LA PAURA E LA GIOIA – La ripresa si apre con Cataldi che rileva Onazi e con una grande paura per il Milan, perchè, su una punizione battuta da Biglia, Donnarumma esce a valanga e Alex si accascia al suolo. Il centrale brasiliano, nell’occasione si becca una gomitata da Kucka, rimanendo per qualche secondo privo di coscienza. Alex viene portato fuori in barella e Mexes prende il suo posto. Ed è un cambio di una straordinaria efficacia, perchè a pochi secondi dalla sostituzione il francese va in gol: punizione dalla trequarti di Bonaventura e Mexes anticipa di testa Marchetti in uscita trovando la rete. Esultanza sfrenata per l’ex romanista, che si prende la gloria nel suo derby personale. Pioli corre ai ripari e prova a dare una scossa ai suoi, sostituendo Candreva con Kishna. La risposta della Lazio allo shock non è delle migliori, piuttosto il Milan continua a trovare spazi sulla destra. In uno di questi si infila Kucka, che salta il diretto marcatore e mette in mezzo per Bacca, anticipato da un attento Mauricio. Al 67′ arriva un’occasione anche per la Lazio: dormita di De Sciglio e Lulic si trova a tu per tu con Donnarumma, ma il sedicenne portiere rossonero ipnotizza il laziale.
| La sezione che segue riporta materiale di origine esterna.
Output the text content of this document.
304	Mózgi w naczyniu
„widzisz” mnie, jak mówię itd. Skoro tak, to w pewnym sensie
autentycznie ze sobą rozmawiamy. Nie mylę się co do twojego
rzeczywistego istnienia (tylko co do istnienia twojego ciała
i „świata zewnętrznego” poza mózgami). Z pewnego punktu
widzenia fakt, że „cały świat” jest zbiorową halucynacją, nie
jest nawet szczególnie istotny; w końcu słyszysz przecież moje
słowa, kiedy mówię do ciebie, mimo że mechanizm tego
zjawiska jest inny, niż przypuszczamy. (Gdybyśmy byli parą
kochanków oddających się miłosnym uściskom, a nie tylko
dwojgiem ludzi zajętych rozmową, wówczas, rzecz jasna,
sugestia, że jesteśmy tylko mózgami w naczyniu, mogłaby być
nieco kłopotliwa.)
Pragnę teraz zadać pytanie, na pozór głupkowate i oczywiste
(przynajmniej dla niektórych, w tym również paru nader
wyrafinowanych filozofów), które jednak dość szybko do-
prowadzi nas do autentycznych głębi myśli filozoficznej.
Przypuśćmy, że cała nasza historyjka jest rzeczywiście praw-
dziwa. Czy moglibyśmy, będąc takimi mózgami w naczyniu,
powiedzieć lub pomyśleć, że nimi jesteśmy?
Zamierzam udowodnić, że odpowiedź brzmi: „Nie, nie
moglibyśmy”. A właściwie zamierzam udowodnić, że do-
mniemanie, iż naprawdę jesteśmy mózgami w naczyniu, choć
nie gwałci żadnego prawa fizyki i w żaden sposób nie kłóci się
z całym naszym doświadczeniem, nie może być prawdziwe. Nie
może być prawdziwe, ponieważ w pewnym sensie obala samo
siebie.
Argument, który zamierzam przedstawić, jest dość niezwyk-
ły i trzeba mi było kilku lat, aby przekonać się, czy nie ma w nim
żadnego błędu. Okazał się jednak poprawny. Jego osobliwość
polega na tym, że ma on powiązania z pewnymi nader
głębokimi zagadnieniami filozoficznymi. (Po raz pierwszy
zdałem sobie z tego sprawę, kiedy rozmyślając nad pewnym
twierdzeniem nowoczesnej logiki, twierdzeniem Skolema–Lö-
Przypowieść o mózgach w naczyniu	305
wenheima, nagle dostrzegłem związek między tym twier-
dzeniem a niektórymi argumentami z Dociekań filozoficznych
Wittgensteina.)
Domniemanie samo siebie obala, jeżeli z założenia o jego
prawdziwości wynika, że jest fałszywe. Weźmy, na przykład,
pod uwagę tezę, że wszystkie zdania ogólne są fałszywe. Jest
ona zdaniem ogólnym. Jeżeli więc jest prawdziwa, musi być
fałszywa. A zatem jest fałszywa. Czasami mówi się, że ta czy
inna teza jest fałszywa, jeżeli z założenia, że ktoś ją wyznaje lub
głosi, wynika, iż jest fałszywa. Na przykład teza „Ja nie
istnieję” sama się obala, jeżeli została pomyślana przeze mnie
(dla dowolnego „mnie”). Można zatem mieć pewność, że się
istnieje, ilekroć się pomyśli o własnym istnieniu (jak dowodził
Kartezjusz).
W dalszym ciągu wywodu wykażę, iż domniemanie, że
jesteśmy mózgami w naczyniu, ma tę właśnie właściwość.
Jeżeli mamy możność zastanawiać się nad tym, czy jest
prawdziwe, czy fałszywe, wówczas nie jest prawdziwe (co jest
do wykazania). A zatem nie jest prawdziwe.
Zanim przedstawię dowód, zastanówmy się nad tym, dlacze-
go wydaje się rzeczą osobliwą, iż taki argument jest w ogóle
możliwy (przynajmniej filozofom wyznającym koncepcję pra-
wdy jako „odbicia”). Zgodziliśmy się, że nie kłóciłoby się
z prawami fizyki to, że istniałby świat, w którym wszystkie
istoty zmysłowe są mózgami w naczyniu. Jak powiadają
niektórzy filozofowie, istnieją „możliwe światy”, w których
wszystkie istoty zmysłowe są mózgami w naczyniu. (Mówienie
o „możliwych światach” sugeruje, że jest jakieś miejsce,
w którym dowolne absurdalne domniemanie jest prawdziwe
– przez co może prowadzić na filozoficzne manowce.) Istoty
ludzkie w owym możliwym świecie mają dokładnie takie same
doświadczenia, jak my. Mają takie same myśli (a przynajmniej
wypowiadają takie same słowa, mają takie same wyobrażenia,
L’ILLUSIONE E LA PUNIZIONE – Qualche minuto dopo fa il suo ingresso in campo un altro ex della gara: Matri rileva Milinkovic-Savic. I biancocelesti si sistemano in un modulo superoffensivo e la pressione aumenta. Al 74′ F. Anderson conclude, Donnarumma devia e Kishna in scivolata insacca, ma l’ex Ajax è in posizione irregolare e la rete viene annullata. La Lazio è arrembante, ma la ricerca spasmodica del gol produce situazioni pericolose in ripartenza. Letale quella che porta, al giro di lancetta numero 79, Bonaventura a verticalizzare mirabilmente per Bacca, il colombiano salta in velocità Marchetti e deposita in rete. Il tris punisce oltre modo la Lazio, ma sottolinea la prestazione positiva dei rossoneri, che sembrano poter mantenere anche la porta inviolata per la seconda partita consecutiva. Chimera cancellata da un’indecisione all’84’: azione manovrata dei biancocelesti, Cataldi serve in area Kishna che con un sinistro potente batte Donnarumma sul primo palo. Il gol della bandiera serve solo a illuminare il tabellone, perchè la vittoria dei rossoneri è in cassaforte e viene condotta in porto fino al minuto 96 senza troppi patemi.
Una straordinaria serata per la banda di Mihajlovic all’ombra del Colosseo. Un centrocampo finalmente decisivo e solido regala il bottino pieno e rinnovate ambizioni di classifica ai rossoneri, che escono dalla trasferta di Roma rinforzati nel morale. La strada è tracciata, le tre vittorie consecutive portano il nome della continuità, requisito fondamentale per chi mira a raggiungere grandi obiettivi nel calcio.